101. CORNWELL, Patricia. The Body Farm. NY: Scribner (1994). The advance reading copy of this Kay Scarpetta novel. The first Scarpetta novel, Postmortem, won an Edgar Award for Best First Mystery -- as well as the Creasey, Anthony and Macavity Awards, the only novel ever to win all four in a single year -- and immediately established Cornwell as a bestselling author. First printings of her new books number in the high six figures. Fine in wrappers.

102. CORNWELL, Patricia. Hornet's Nest. NY: Putnam (1996). The uncorrected proof copy of this novel about three police officers, a departure from her Kay Scarpetta forensic medicine mysteries. The text reproduces a number of holograph editorial corrections. The first printing of this title was announced as 750,000 copies. Fine in wrappers.

103. CORNWELL, Patricia. Southern Cross. NY: Putnam (1999). The uncorrected proof copy in gray glossy wrappers. Another novel featuring Police Chief Judy Hammer and her assistant, Virginia West, as did Hornet's Nest. Light rubbing; else fine.

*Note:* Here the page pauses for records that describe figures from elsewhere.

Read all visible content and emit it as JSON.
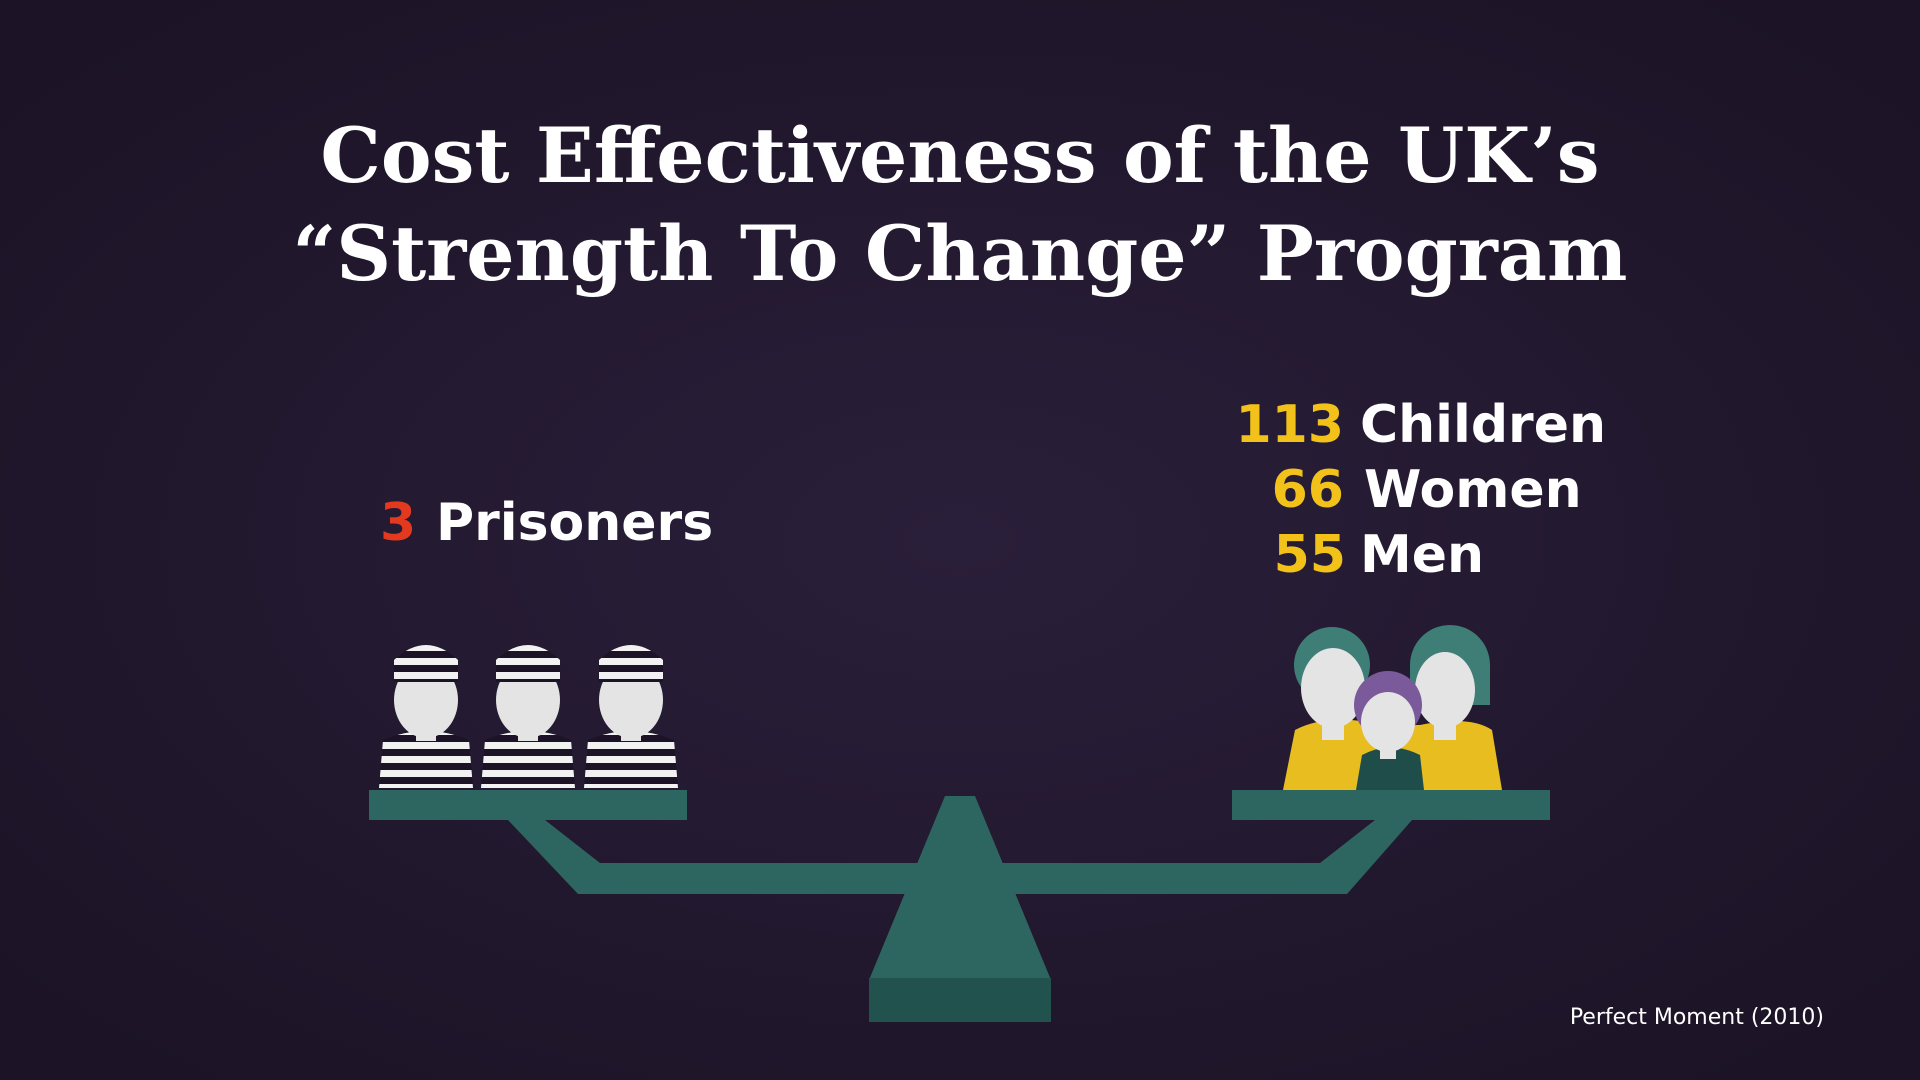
{
  "title": [
    "Cost Effectiveness of the UK’s",
    "“Strength To Change” Program"
  ],
  "left": {
    "count": 3,
    "label": "Prisoners"
  },
  "right": [
    {
      "count": 113,
      "label": "Children"
    },
    {
      "count": 66,
      "label": "Women"
    },
    {
      "count": 55,
      "label": "Men"
    }
  ],
  "source": "Perfect Moment (2010)"
}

104. CRICHTON, Michael. Electronic Life. NY: Knopf, 1983. The advance reading copy of Crichton's extended, dated essay on computers and technology in general. Although the specific hardware and software Crichton talks about is all obsolete and completely irrelevant to today's computer environment, much of this book could be subtitled "How to think about computers," and is still quite relevant as an introduction for non-technical people. Crichton, of course, is the bestselling author of such novels (and films) as Jurassic Park, Rising Sun, The Andromeda Strain and many others. Near fine in wrappers.